SOA, ITIL and the Strategic CIO

When a service developed using funding from Installment Loans becomes available to the Commercial Loans group, for example, how does Commercial Loans reimburse the other department for its “portion” of the service? When five or six departments are using the service to the point where performance degrades, who pays for the additional server horsepower? Who keeps track of who is using the service, and who controls security access? And when the service needs to be changed, who funds the change, and even more importantly, who else will the change affect?

Once an organization realizes that SOA is more than the sum of its technology parts, investments in ITIL and other best practices become no-brainers. ITIL adoption can well be considered to be a foundation for successful SOA adoption. Without disciplined processes in place across IT, the added challenges of cross business coordination becomes a weighty load that, over time, adds resource requirements to an already over burdened IT organization. And without disciplined channels and processes in place, the cross business strategy changes that are necessary for “successful SOA” cannot be effectively carried out.

Decreased Risk

For companies successful in deploying applications using SOA, one of the big benefits can be a reduction in risk. If most software projects fail—and research shows that most do fall short in some way—the risk is greater as the size of the project grows. Watts S. Humphrey from The Software Engineering Institute found, in a study of software project success, that while half of the smallest software projects succeeded, none of the largest projects did. Other research agrees with his assessment, and this is one way in which SOA can contribute to an organization’s long term business success.

SOA, by its nature, is a modular architecture. When an “application” is developed in a modular fashion, the product is a series of small modules rather than one huge one.

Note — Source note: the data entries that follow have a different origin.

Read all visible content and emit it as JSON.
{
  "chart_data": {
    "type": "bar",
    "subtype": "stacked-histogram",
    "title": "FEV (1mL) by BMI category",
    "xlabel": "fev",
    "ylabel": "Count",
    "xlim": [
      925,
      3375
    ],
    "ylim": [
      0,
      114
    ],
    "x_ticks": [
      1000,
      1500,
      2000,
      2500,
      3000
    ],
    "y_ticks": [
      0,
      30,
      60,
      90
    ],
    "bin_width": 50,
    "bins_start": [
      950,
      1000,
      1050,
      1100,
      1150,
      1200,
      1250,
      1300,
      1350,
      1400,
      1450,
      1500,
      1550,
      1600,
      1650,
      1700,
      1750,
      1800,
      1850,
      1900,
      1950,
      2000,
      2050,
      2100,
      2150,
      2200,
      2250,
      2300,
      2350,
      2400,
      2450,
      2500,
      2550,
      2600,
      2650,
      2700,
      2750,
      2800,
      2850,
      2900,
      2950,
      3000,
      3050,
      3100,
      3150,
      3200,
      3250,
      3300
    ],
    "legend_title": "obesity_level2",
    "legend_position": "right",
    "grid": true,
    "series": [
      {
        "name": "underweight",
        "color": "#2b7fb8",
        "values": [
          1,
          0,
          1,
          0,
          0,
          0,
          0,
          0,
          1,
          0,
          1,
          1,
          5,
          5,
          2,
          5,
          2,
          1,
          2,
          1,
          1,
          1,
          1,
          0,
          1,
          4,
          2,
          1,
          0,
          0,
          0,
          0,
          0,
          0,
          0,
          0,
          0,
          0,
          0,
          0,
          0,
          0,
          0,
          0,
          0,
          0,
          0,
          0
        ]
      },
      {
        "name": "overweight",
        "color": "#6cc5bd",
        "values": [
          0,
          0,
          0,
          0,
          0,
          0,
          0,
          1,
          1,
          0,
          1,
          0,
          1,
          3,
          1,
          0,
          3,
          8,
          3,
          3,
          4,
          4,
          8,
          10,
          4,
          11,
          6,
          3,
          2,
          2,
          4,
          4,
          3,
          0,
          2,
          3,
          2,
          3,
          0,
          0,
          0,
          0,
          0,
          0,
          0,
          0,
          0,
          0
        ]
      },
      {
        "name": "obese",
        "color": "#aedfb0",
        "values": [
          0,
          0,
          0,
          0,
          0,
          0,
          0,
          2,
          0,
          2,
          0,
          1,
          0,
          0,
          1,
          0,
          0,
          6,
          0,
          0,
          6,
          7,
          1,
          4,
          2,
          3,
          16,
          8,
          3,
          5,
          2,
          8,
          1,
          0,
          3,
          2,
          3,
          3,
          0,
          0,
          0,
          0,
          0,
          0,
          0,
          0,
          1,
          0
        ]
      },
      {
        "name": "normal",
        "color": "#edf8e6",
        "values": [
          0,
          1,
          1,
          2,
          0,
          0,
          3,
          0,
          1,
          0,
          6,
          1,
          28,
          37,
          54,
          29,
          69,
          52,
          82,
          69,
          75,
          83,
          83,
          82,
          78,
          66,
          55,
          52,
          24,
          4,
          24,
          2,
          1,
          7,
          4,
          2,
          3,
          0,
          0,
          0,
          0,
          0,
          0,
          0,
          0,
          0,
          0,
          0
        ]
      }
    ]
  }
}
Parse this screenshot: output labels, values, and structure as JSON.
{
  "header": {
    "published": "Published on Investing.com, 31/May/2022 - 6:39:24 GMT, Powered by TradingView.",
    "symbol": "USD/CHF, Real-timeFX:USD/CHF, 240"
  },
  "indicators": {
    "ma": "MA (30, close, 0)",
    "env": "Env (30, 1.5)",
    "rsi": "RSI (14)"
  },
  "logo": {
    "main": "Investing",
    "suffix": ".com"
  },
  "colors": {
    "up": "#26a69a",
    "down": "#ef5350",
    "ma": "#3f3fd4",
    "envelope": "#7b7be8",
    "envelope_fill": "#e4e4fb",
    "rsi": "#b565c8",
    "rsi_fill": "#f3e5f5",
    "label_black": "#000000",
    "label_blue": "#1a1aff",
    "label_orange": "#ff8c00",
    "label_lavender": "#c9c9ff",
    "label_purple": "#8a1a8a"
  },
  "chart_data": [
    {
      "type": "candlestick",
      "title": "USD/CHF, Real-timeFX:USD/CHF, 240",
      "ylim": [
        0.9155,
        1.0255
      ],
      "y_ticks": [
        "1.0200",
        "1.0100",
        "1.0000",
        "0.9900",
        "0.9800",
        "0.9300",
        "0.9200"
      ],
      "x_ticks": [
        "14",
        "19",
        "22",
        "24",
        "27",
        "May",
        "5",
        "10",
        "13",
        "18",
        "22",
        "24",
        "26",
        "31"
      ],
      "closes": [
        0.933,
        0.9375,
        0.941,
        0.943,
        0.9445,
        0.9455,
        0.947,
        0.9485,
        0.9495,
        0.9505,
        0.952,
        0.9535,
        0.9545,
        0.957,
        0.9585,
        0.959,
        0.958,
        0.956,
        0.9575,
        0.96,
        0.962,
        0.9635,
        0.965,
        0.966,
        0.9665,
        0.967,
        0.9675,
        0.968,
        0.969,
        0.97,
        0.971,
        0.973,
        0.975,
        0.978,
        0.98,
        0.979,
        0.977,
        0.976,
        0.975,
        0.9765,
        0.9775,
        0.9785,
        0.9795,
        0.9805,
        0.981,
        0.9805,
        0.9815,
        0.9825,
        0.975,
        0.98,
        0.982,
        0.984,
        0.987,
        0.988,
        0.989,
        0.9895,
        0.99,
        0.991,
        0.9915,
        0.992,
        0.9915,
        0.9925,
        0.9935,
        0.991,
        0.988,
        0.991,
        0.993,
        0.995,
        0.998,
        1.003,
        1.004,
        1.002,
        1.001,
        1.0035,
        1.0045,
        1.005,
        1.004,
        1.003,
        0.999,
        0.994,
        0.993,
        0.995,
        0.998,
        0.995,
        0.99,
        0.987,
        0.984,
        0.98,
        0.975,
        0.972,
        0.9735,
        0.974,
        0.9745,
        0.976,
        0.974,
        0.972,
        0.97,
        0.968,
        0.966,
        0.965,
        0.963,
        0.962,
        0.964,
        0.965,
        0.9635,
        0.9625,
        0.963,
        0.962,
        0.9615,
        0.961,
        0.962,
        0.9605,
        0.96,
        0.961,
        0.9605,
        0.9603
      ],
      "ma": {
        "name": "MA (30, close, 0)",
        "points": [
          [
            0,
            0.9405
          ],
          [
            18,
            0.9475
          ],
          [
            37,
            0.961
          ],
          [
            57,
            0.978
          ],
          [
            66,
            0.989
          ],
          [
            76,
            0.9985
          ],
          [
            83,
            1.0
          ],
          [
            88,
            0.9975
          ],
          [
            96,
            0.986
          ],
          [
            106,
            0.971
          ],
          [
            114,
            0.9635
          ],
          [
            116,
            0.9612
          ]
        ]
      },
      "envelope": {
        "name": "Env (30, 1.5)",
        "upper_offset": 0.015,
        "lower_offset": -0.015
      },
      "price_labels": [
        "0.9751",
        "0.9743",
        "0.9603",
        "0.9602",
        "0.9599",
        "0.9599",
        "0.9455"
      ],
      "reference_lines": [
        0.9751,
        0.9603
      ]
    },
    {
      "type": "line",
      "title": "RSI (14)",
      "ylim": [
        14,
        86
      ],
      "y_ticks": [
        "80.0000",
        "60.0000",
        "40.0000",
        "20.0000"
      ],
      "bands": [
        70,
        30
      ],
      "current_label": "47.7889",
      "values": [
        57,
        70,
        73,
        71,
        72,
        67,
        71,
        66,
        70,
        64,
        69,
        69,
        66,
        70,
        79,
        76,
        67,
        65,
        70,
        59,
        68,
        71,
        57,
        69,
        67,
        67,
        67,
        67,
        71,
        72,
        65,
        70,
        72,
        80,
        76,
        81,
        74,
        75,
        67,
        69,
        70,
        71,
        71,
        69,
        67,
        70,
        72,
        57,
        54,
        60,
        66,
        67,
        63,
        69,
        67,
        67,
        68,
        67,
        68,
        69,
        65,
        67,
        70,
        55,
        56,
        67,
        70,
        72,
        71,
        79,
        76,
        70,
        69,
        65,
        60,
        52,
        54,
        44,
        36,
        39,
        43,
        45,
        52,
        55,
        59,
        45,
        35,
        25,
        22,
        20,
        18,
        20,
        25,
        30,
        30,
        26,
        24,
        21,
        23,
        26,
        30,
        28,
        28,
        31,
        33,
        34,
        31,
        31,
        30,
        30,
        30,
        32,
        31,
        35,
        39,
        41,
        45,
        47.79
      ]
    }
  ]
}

The rise of agile development methodologies over the last few years support this modular approach, and, combined with a service-based architecture, can materially improve the quality and success rate of application deployments going forward.

The Strategic CIO

There are multiple ways that IT executives can significantly improve an organization’s chances for successful SOA initiatives.

A few are summarized below:

Evangelize – Many of the most successful SOA adopters started their SOA projects at the executive level. They did their research to find out specifics about reuse, loose coupling, and modularity: three of the major ways that SOA adds business value.

They then socialized SOA and its possibilities with executives across the business. These “SOA evangelists” set expectations with the business that reflected SOA’s realities, and prepared the business for potential challenges and payoffs. They found that these activities helped to build links between IT and the business and brought non-IT executives into the loop regarding the ways in which SOA could potentially impact their departments and provide value to the business.

Be Clear – A major benefit of SOA is business agility. There is a reason why the financial services industry is one of the big SOA adopters and that is because regulatory and compliance requirements change on a dime. Such initiatives take the need for business agility to a new level, and it is unlikely that these companies could remain in compliance without the agility that SOA has made possible for them.

Executives within these companies, in close touch with the requirements of the business, guided IT to find ways to address constant change. Companies requiring less agility may be well advised to avoid SOA altogether—SOA is definitely not for everyone. However, if the goals of the business reflect requirements to adapt more flexibly to change, to develop IT-based services that differentiate them from competitors, and/or to decrease the cost and risk of software deployment, SOA can be a good option.